My shell script(which is calling the above executable) is in the /usr/bin folder.
The shell script is :
#!/bin/bash
#kill all existing instances of synergy
killall synergys
sh "/usr/bin/synergys"
if [ $? -eq 1 ]; then
echo "synergy server started"
else
echo "error in starting"
fi
I am getting an error saying : "synergys : no process found".
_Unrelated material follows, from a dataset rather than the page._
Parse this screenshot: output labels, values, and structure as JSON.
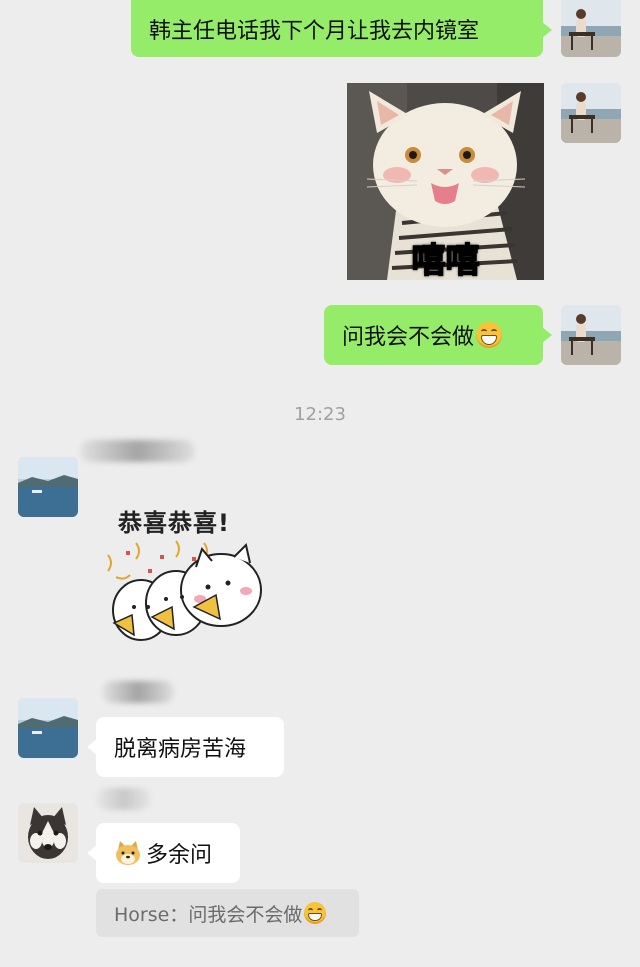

When I run the same thing - /usr/bin/synergys directly from the terminal it runs fine, but from within a script there are problems. I don't understand why.
Thank you in advance.
Upvotes: 0
Views: 174
Reputation: 754090
If /usr/bin/synergys
is an executable and not a shell script, you will run it directly, not via the shell:
/usr/bin/synergys
Or, since /usr/bin
is on the $PATH
of most people, you could simply write:
synergys
If /usr/bin/synergys
is actually a shell script, it should be executable (for example, 555 or -r-xr-xr-x
permissions), and you can still write just synergys
to execute it. You only need to use an explicit sh
if the file /usr/bin/synergys
is not executable and is a shell script.
Upvotes: 0
Reputation: 881633
That error is from the killall
command, it's saying there are no candidate processes matching your argument.
If you don't want to be notified where no processes match, just use the quiet
option:
killall -q synergys
From the killall
man page:
-q, --quiet
Do not complain if no processes were killed.